The "miss rate" of CT colonography and conventional colonoscopy for colorectal polyps and cancer have been closely examined and studied by radiologists and colonoscopists (20-24). Many colonoscopists are interested in flat and depressed lesions as a larger number of these lesions have high-grade dysplasia and focal cancer (13, 25, 26). Rembacken et al. reported that a total 327 adenomas were found in 1,000 patients who underwent colonoscopy (25). Their study found 119 (36%) flat lesions and four (1%) depressed lesions, while 20 (16%) of 123 flat or depressed lesions had severe dysplasia or Duke-A carcinoma foci (25). Park et al. reported that flat and small polyps are the two main causes for missed (non-detected) lesions on CT colonography (20). In their study, 29 of 63 lesions were missed (46%) and all three flat lesions more than 10 mm in diameter were missed (20). In our study, nine polyps (69%) of 13 missed lesions were sessile (n = 7) or flat-elevated lesions (n = 2). Sessile and flat lesions are not easily detectable despite thorough bowel cleansing or adequate distention and barium or fecal materials or fluid can easily obscure them. One flat lesion was not detectable in the retrospective review of CT colonography without any other cause such as inadequate bowel preparation or suboptimal bowel distention. Two sessile polyps abutting the colonic folds were initially missed on CT colonography and were not easily detectable even on the retrospective review.

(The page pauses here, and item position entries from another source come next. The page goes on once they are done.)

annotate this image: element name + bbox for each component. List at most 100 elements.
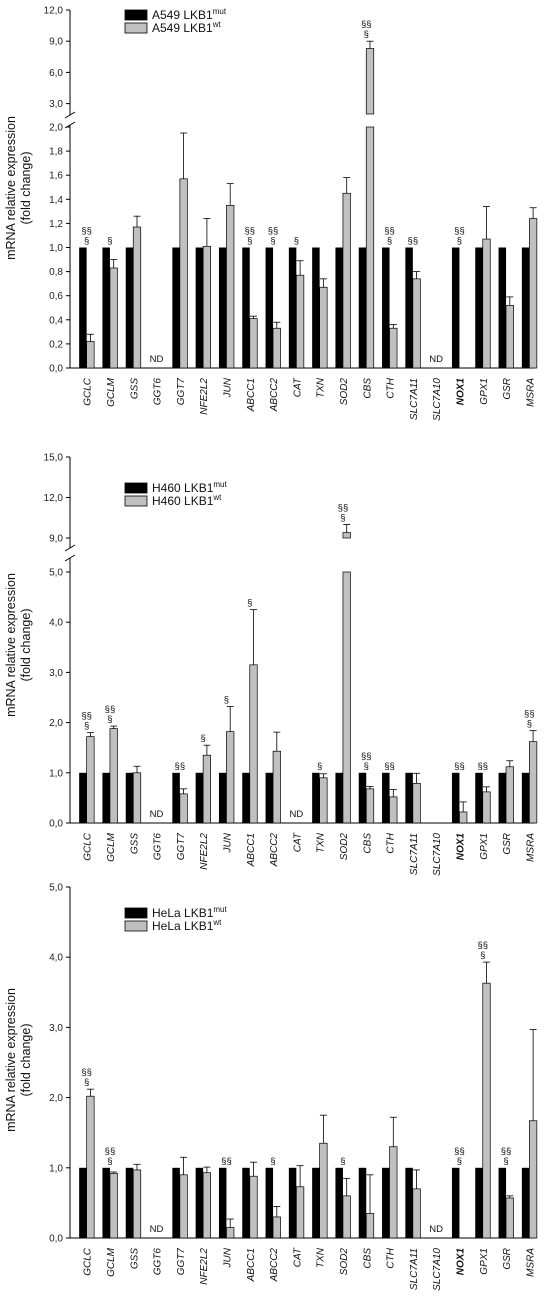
significance-marker: §: [107, 714, 112, 725]
significance-marker: §§: [408, 236, 419, 247]
significance-marker: §: [224, 695, 229, 706]
bar-wt: [132, 226, 142, 369]
bar-mut: [358, 1167, 367, 1238]
bar-wt: [482, 982, 491, 1239]
bar-mut: [405, 772, 413, 823]
legend-label: HeLa LKB1wt: [152, 918, 222, 933]
bar-wt: [86, 736, 95, 824]
category-label: ABCC2: [269, 833, 280, 868]
bar-mut: [218, 772, 227, 823]
bar-wt: [179, 793, 188, 824]
nd-label: ND: [150, 809, 164, 820]
category-label: ABCC1: [246, 1248, 257, 1282]
bar-wt: [226, 1227, 235, 1239]
significance-marker: §§: [501, 1146, 512, 1157]
category-label: NFE2L2: [199, 378, 210, 415]
significance-marker: §§: [384, 761, 395, 772]
bar-mut: [405, 247, 413, 368]
bar-wt: [342, 1195, 351, 1239]
y-tick-label: 0,0: [49, 364, 63, 375]
y-tick-label: 3,0: [49, 1023, 63, 1034]
bar-wt: [109, 1173, 118, 1239]
bar-wt: [459, 811, 468, 824]
bar-wt: [249, 664, 258, 824]
significance-marker: §§: [81, 711, 92, 722]
y-tick-label: 1,0: [49, 1163, 63, 1174]
legend-swatch: [124, 495, 148, 507]
axis-break-mark: [64, 111, 76, 119]
bar-mut: [521, 247, 530, 368]
significance-marker: §: [340, 513, 345, 524]
bar-wt: [132, 1169, 142, 1239]
y-tick-label: 2,0: [49, 123, 63, 134]
category-label: NOX1: [455, 833, 466, 861]
bar-mut: [79, 1167, 87, 1238]
y-tick-label: 5,0: [49, 883, 63, 894]
category-label: ABCC2: [269, 1248, 280, 1283]
category-label: SLC7A11: [409, 378, 420, 420]
bar-mut: [195, 772, 204, 823]
significance-marker: §: [387, 236, 392, 247]
bar-mut: [312, 247, 320, 368]
bar-mut: [265, 1167, 274, 1238]
bar-mut: [498, 247, 507, 368]
bar-wt: [202, 754, 211, 824]
category-label: SLC7A10: [432, 1248, 443, 1291]
bar-wt: [365, 1213, 375, 1239]
category-label: GPX1: [479, 378, 490, 405]
significance-marker: §: [84, 236, 89, 247]
category-label: GGT7: [176, 1248, 187, 1276]
bar-wt: [272, 1216, 281, 1239]
bar-wt: [202, 245, 211, 369]
significance-marker: §§: [175, 761, 186, 772]
bar-wt: [342, 571, 351, 824]
significance-marker: §§: [221, 1156, 232, 1167]
category-label: NFE2L2: [199, 833, 210, 870]
y-tick-label: 0,0: [49, 819, 63, 830]
category-label: GSR: [502, 833, 513, 855]
legend-sup: mut: [213, 7, 227, 16]
bar-wt: [319, 286, 328, 369]
significance-marker: §: [340, 1156, 345, 1167]
bar-mut: [498, 772, 507, 823]
significance-marker: §§: [384, 226, 395, 237]
category-label: JUN: [222, 832, 233, 853]
bar-mut: [451, 247, 460, 368]
bar-wt: [272, 750, 281, 824]
significance-marker: §§: [361, 19, 372, 30]
category-label: CBS: [362, 833, 373, 854]
significance-marker: §: [457, 236, 462, 247]
category-label: NOX1: [455, 378, 466, 406]
bar-wt: [505, 1197, 514, 1239]
bar-mut: [521, 1167, 530, 1238]
category-label: GSR: [502, 1248, 513, 1270]
bar-wt-upper: [342, 532, 351, 539]
bar-mut: [451, 772, 460, 823]
y-tick-label: 5,0: [49, 568, 63, 579]
bar-mut: [242, 247, 250, 368]
legend-label: HeLa LKB1mut: [152, 905, 228, 920]
significance-marker: §: [317, 761, 322, 772]
bar-mut: [195, 1167, 204, 1238]
bar-mut: [475, 247, 483, 368]
bar-mut: [79, 247, 87, 368]
legend-swatch: [124, 907, 148, 919]
significance-marker: §: [270, 1156, 275, 1167]
bar-wt: [296, 274, 305, 369]
y-tick-label: 15,0: [44, 453, 64, 464]
category-label: CBS: [362, 1248, 373, 1269]
y-tick-label: 12,0: [44, 6, 64, 17]
significance-marker: §: [364, 761, 369, 772]
bar-wt: [528, 1120, 538, 1239]
bar-wt: [412, 782, 421, 824]
y-axis-label: (fold change): [19, 609, 33, 682]
legend-label: H460 LKB1wt: [152, 493, 222, 508]
category-label: GGT6: [153, 378, 164, 406]
significance-marker: §§: [338, 503, 349, 514]
category-label: JUN: [222, 1247, 233, 1268]
significance-marker: §: [457, 1156, 462, 1167]
category-label: SLC7A10: [432, 378, 443, 421]
category-label: TXN: [316, 377, 327, 398]
category-label: GCLC: [83, 1247, 94, 1276]
bar-wt: [319, 777, 328, 824]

It is worthy to note that colonoscopists normally have difficulty detecting small flat lesions. Regardless of technique, careful examination and experience is helpful for detection of the flat lesions.
Our study has several limitations. We adopted conventional colonoscopy as a reference standard, so possible false negative results from conventional colonoscopy could be considered as false positive results for CT colonography. Because we retrospectively analyzed CT colonographies and follow-up colonoscopies in patients who had polyps more than 6 mm in diameter, there may have been some bias in patient selection. In most cases, the colonoscopist did not use an endoscopic ruler, so measurements of polyps only detected by conventional colonoscopy may have been misrepresented.
In conclusion, CT colonography appears to be a valuable screening method. Adequate bowel preparation and distention, along with clinical experience are needed to reduce the rate of missing lesions.